Northern Electric and Manufacturing was founded in 1895 as a maker of telecommunications equipment for Canada's early telephone industry. In 1914 the company merged with the Imperial Wire and Cable Co. to form the Northern Electric Company, Ltd. In 1995 it changed its name to Nortel Networks. In order to find all the Canadian patents assigned to Nortel and its predecessor companies, you would have to search its current and historical names.

  • Northern Electric and Manufacturing Co., 1895-1914
  • Northern Electric Co., Ltd., 1914-1995
  • Nortel Networks, 1995-2008

Try searching these names in the Canadian Patents database.

Searching by company name can be used to find a specific patent or retrieve a company's entire patent portfolio.

Nicknames and Abbreviations

Most companies use their full legal names on patent applications.
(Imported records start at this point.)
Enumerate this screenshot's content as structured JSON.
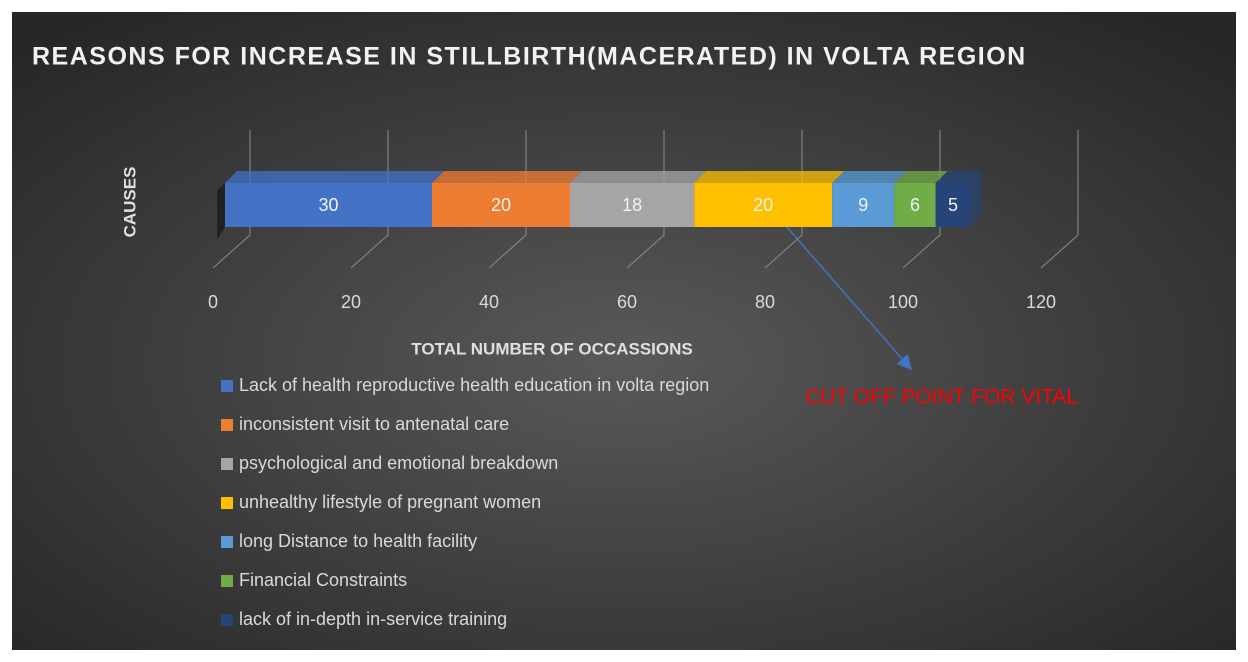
{
  "chart_data": {
    "type": "stacked-bar-horizontal",
    "title": "REASONS FOR INCREASE IN STILLBIRTH(MACERATED) IN VOLTA REGION",
    "x_label": "TOTAL NUMBER OF OCCASSIONS",
    "y_label": "CAUSES",
    "annotation": "CUT OFF POINT FOR VITAL",
    "categories": [
      null
    ],
    "series": [
      {
        "name": "Lack of health reproductive health education in volta region",
        "color": "#4472c4",
        "values": [
          30
        ]
      },
      {
        "name": "inconsistent visit to antenatal care",
        "color": "#ed7d31",
        "values": [
          20
        ]
      },
      {
        "name": "psychological and emotional breakdown",
        "color": "#a5a5a5",
        "values": [
          18
        ]
      },
      {
        "name": "unhealthy lifestyle of pregnant women",
        "color": "#ffc000",
        "values": [
          20
        ]
      },
      {
        "name": "long Distance to health facility",
        "color": "#5b9bd5",
        "values": [
          9
        ]
      },
      {
        "name": "Financial Constraints",
        "color": "#70ad47",
        "values": [
          6
        ]
      },
      {
        "name": "lack of in-depth in-service training",
        "color": "#264478",
        "values": [
          5
        ]
      }
    ],
    "xlim": [
      0,
      120
    ],
    "xticks": [
      0,
      20,
      40,
      60,
      80,
      100,
      120
    ],
    "grid": true,
    "legend": "bottom"
  }
}
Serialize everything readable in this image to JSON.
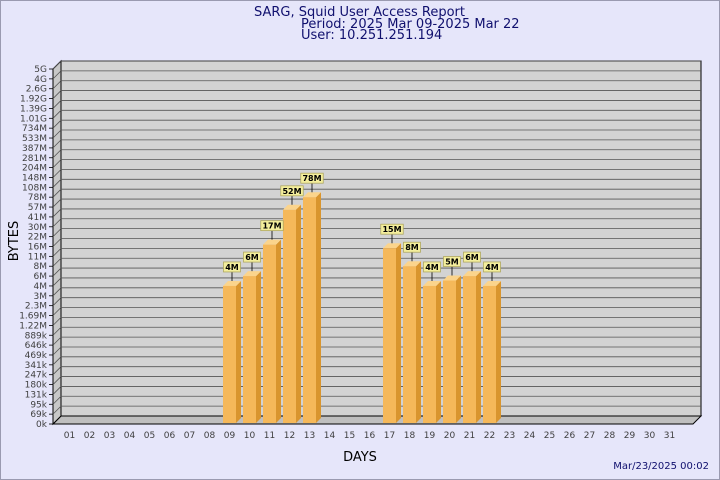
{
  "header": {
    "title": "SARG, Squid User Access Report",
    "period": "Period: 2025 Mar 09-2025 Mar 22",
    "user": "User: 10.251.251.194"
  },
  "footer": {
    "generated": "Mar/23/2025 00:02"
  },
  "colors": {
    "background": "#e6e6fa",
    "plot": "#d3d3d3",
    "bar_front": "#f5b85a",
    "bar_side": "#d9952e",
    "bar_top": "#fbd48c",
    "label_box": "#f4ee9c",
    "title": "#10106e"
  },
  "chart_data": {
    "type": "bar",
    "title": "SARG, Squid User Access Report",
    "xlabel": "DAYS",
    "ylabel": "BYTES",
    "scale": "log",
    "grid": true,
    "y_ticks": [
      "0k",
      "69k",
      "95k",
      "131k",
      "180k",
      "247k",
      "341k",
      "469k",
      "646k",
      "889k",
      "1.22M",
      "1.69M",
      "2.3M",
      "3M",
      "4M",
      "6M",
      "8M",
      "11M",
      "16M",
      "22M",
      "30M",
      "41M",
      "57M",
      "78M",
      "108M",
      "148M",
      "204M",
      "281M",
      "387M",
      "533M",
      "734M",
      "1.01G",
      "1.39G",
      "1.92G",
      "2.6G",
      "4G",
      "5G"
    ],
    "categories": [
      "01",
      "02",
      "03",
      "04",
      "05",
      "06",
      "07",
      "08",
      "09",
      "10",
      "11",
      "12",
      "13",
      "14",
      "15",
      "16",
      "17",
      "18",
      "19",
      "20",
      "21",
      "22",
      "23",
      "24",
      "25",
      "26",
      "27",
      "28",
      "29",
      "30",
      "31"
    ],
    "values": [
      null,
      null,
      null,
      null,
      null,
      null,
      null,
      null,
      4,
      6,
      17,
      52,
      78,
      null,
      null,
      null,
      15,
      8,
      4,
      5,
      6,
      4,
      null,
      null,
      null,
      null,
      null,
      null,
      null,
      null,
      null
    ],
    "value_labels": [
      "",
      "",
      "",
      "",
      "",
      "",
      "",
      "",
      "4M",
      "6M",
      "17M",
      "52M",
      "78M",
      "",
      "",
      "",
      "15M",
      "8M",
      "4M",
      "5M",
      "6M",
      "4M",
      "",
      "",
      "",
      "",
      "",
      "",
      "",
      "",
      ""
    ],
    "unit": "M"
  }
}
For example,

  • E.I. Du Pont de Nemours & Co. (Du Pont)
  • Research in Motion (RIM)
  • International Business Machines (IBM)

Name Changes

Company name changes are fairly common. Make sure to search current and former names.

  • 3M (formerly Minnesota Mining & Manufacturing)
  • AkzoNobel (formerly Akzo Nobel)
  • BlackBerry (formerly Research in Motion)
  • Nortel Networks (formerly Northern Electric and Northern Electric & Manufacturing)
  • PPG Industries (formerly Pittsburgh Plate Glass)

Mergers and Spin-offs

  • Alcatel-Lucent (merger of Alcatel and Lucent)
  • LyondellBasell Industries (merger of Lyondell Chemical Co. and Basell Polyolefine)

Transliterations

The names of North American and European companies can be difficult to recognize on Chinese, Japanese and Korean patent documents due to how the name is translated.